Le fabricant (Raytheon-Anschütz Marine Gmbh) recommande l'installation suivante :
Les relations pilote/barreur.
A l'usage, les pilotes donnent des ordres soit de barre («n° à gauche ou à droite»), soit de cap («venir au 0-8-5»), le plus souvent un mélange des deux en lançant une évolution sur un bord puis en laissant le timonier se débrouiller pour rallier un cap, parfois annoncé bien tard pour éviter un dépassement ou des angles de barre importants.
Tout ordre de barre est répété à réception puis à exécution («la barre n à gauche»... «la barre est n à gauche» ), («cap au 0-8-5».....«en route au 0-8-5»). Ceci pour les ordres réglementés selon STCW avec un vocabulaire et des tournures grammaticales uniques et communes à toute la communauté maritime.
Mais il existe le besoin d'autres communications, notamment sur la manière de répondre du navire (vent, courant, petits fonds, dysfonctionnement) qu'il est important pour le timonier de pouvoir exprimer.

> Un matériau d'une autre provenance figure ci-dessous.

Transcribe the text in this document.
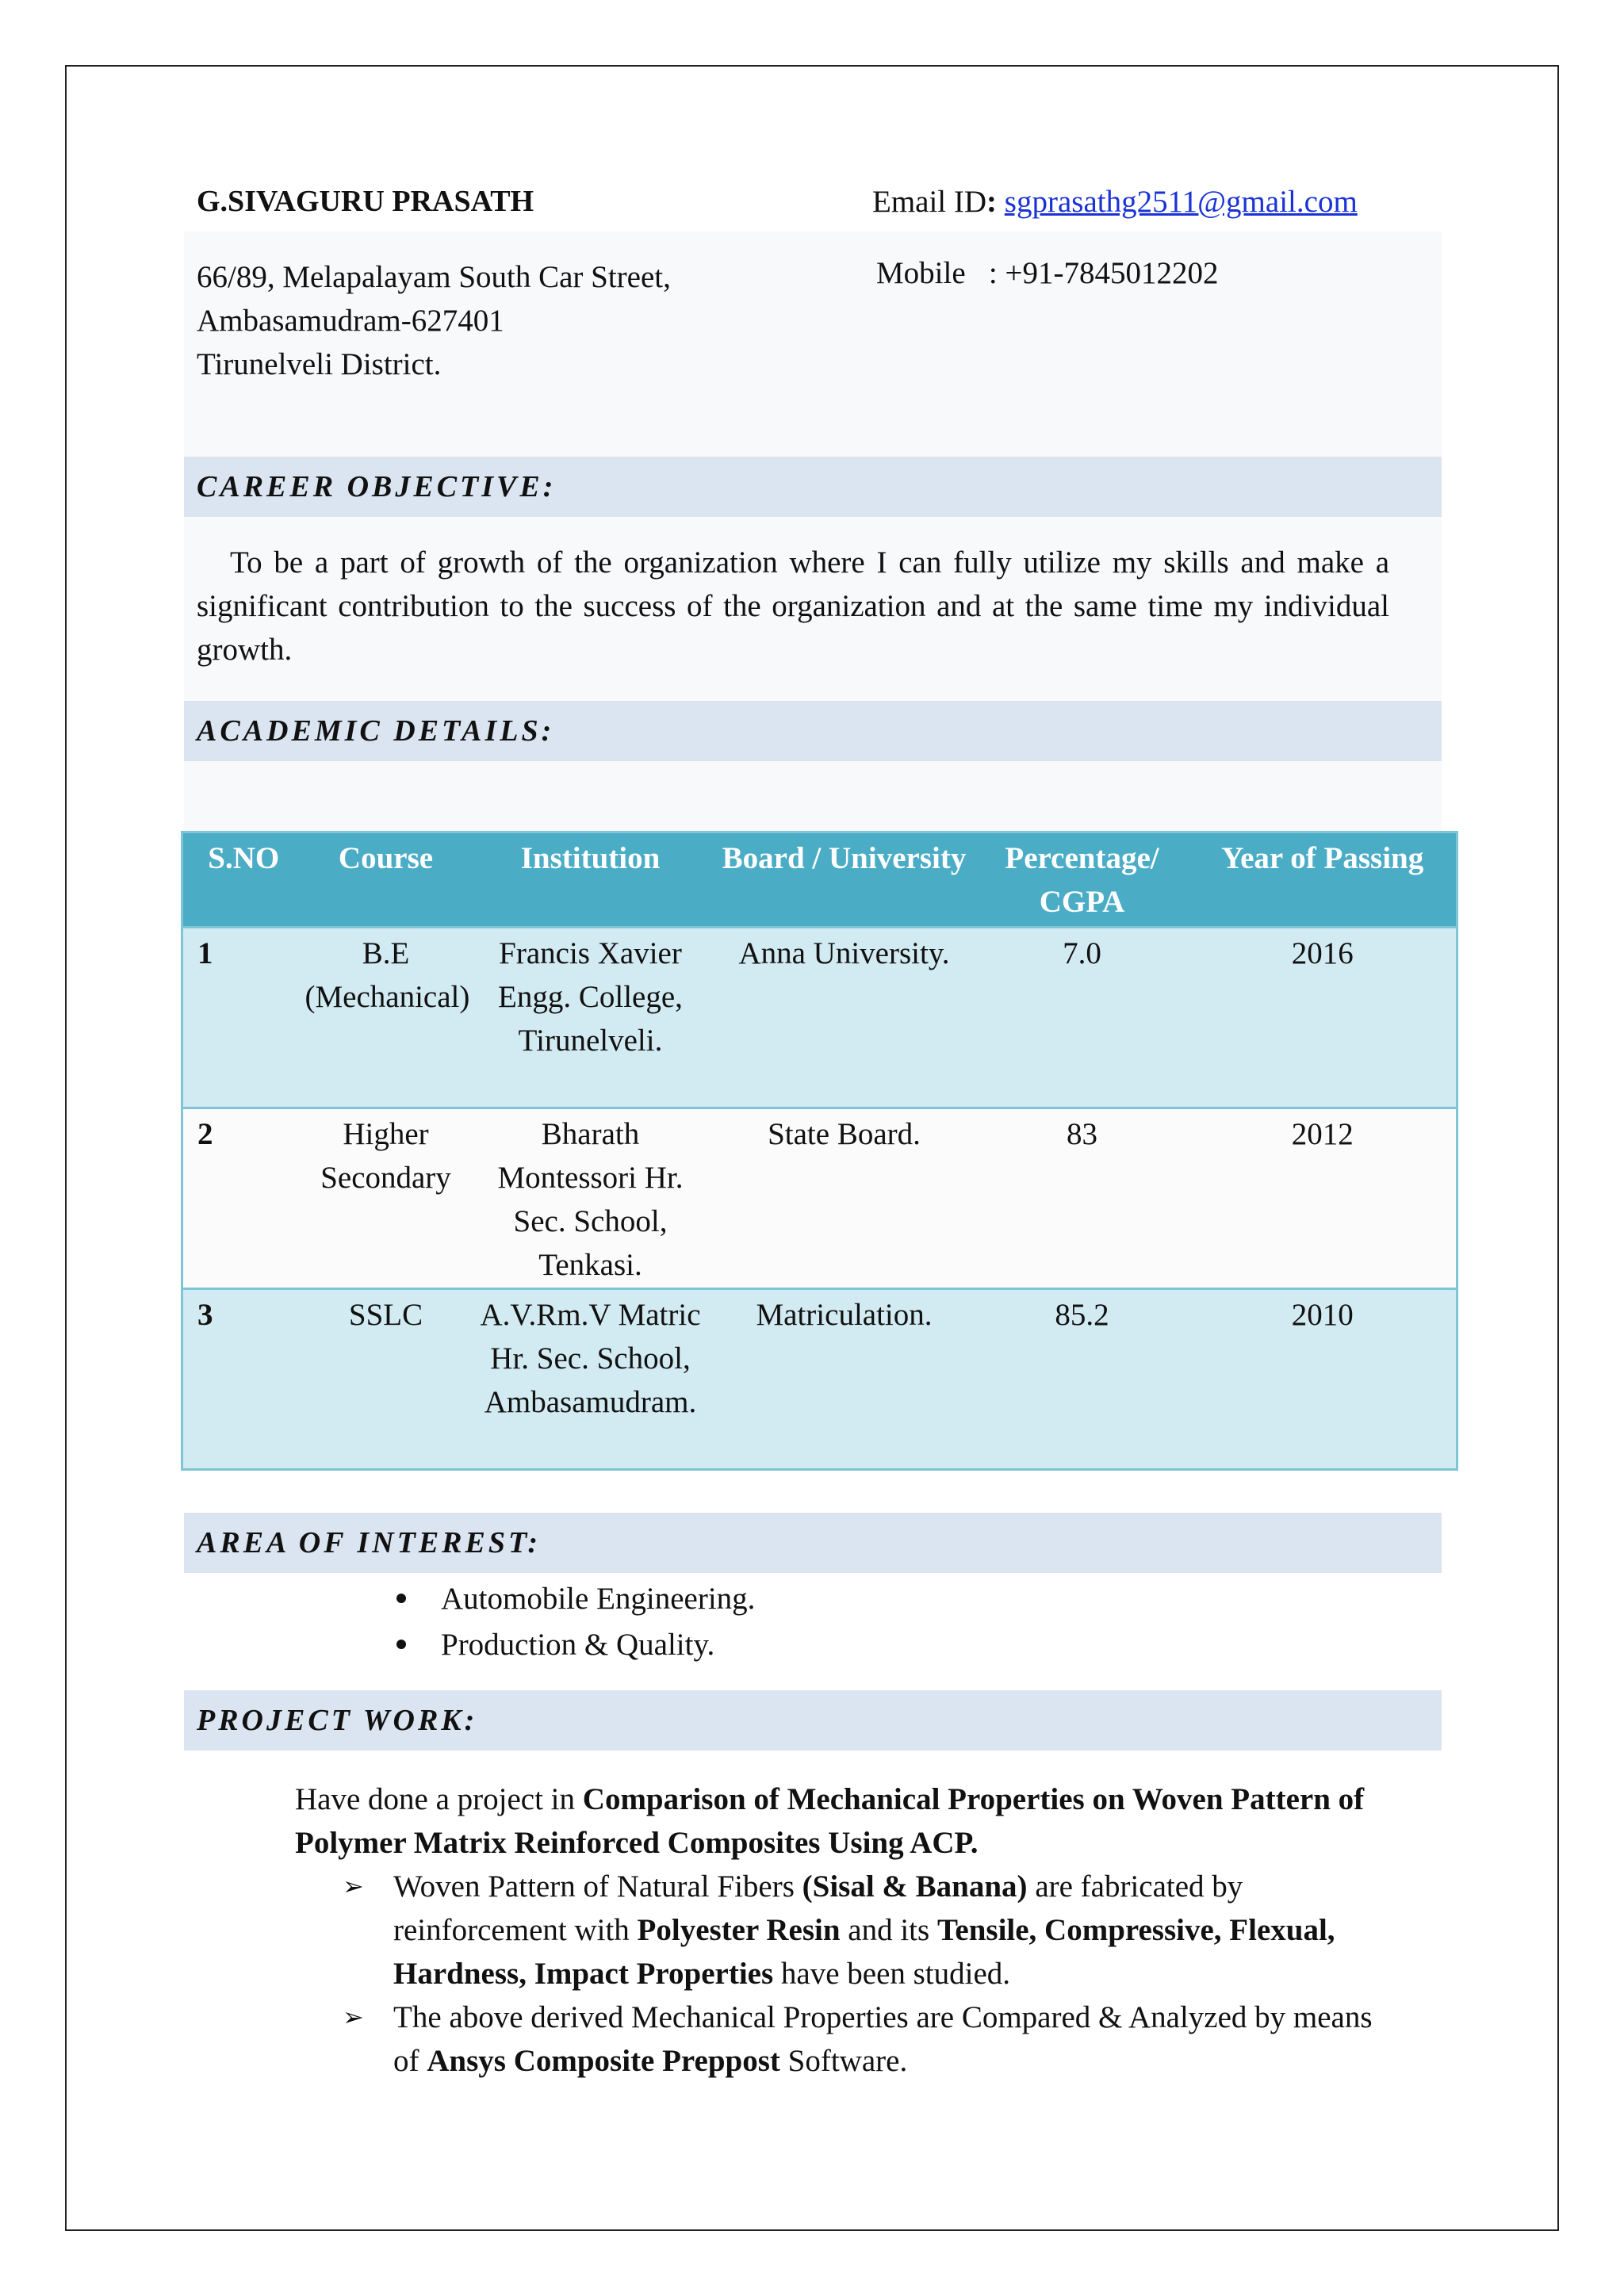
G.SIVAGURU PRASATH	Email ID: sgprasathg2511@gmail.com
66/89, Melapalayam South Car Street,
Ambasamudram-627401
Tirunelveli District.
Mobile : +91-7845012202
CAREER OBJECTIVE:
To be a part of growth of the organization where I can fully utilize my skills and make a significant contribution to the success of the organization and at the same time my individual growth.
ACADEMIC DETAILS:
S.NO	Course	Institution	Board / University	Percentage/ CGPA	Year of Passing
1	B.E (Mechanical)	Francis Xavier Engg. College, Tirunelveli.	Anna University.	7.0	2016
2	Higher Secondary	Bharath Montessori Hr. Sec. School, Tenkasi.	State Board.	83	2012
3	SSLC	A.V.Rm.V Matric Hr. Sec. School, Ambasamudram.	Matriculation.	85.2	2010
AREA OF INTEREST:
Automobile Engineering.
Production & Quality.
PROJECT WORK:
Have done a project in Comparison of Mechanical Properties on Woven Pattern of Polymer Matrix Reinforced Composites Using ACP.
➢ Woven Pattern of Natural Fibers (Sisal & Banana) are fabricated by reinforcement with Polyester Resin and its Tensile, Compressive, Flexual, Hardness, Impact Properties have been studied.
➢ The above derived Mechanical Properties are Compared & Analyzed by means of Ansys Composite Preppost Software.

Et là, peu ou pas de vocabulaire normalisé. Pas, non plus, de procédure unique et la barrière linguistique se fait sentir. C'est pourtant une donnée importante à porter à la connaissance de l'équipe passerelle.
En l’occurrence l'équipage de langue hindi et les pilotes francophones parlaient en anglais.

Le déroulement de l'échouement est décrit de la manière suivante.
Une erreur du barreur à la prise du cap 085 a placé le gouvernail 10° à droite et a initié l'embardée.
Celle-ci signalée, cela a conduit à l'incompréhension du problème par le pilote.
Personne n'a cherché à vérifier le fonctionnement de la barre.
L'équipage n'est pas passé en mode secours, le pilote réclamant le mode asservi.
Le pilote a lui-même manipulé la commande, trompé par l'ergonomie anormale de l'installation, et a amplifié le problème.
L'officier de quart a corrigé l'erreur mais trop tard.

La commission présente comme risques déterminants :
l'ergonomie de la commande de barre
l'utilisation par le pilote de la commande de barre
une désorganisation de l'équipe passerelle.

Commentaires de l'AFCAN :
  • Lors des essais avant l'appareillage, notamment au neuvage du navire, l'anomalie de l'installation de la commande de barre "tout ou rien" aurait dû apparaître, et pouvait être éventuellement rectifiée par le bord.
  • Ni l'homme de barre ni l'officier de quart n'avaient connaissance des particularités de la commande de barre "tout ou rien", et n'auraient pas dû accepter la manipulation de cette commande par le pilote.
  • L'utilisation de l'anglais comme langue de travail fonctionne bien quand tout va bien. En période de crise grave, la langue maternelle redevient prépondérante. Il faut en avoir conscience, et savoir agir en conséquence.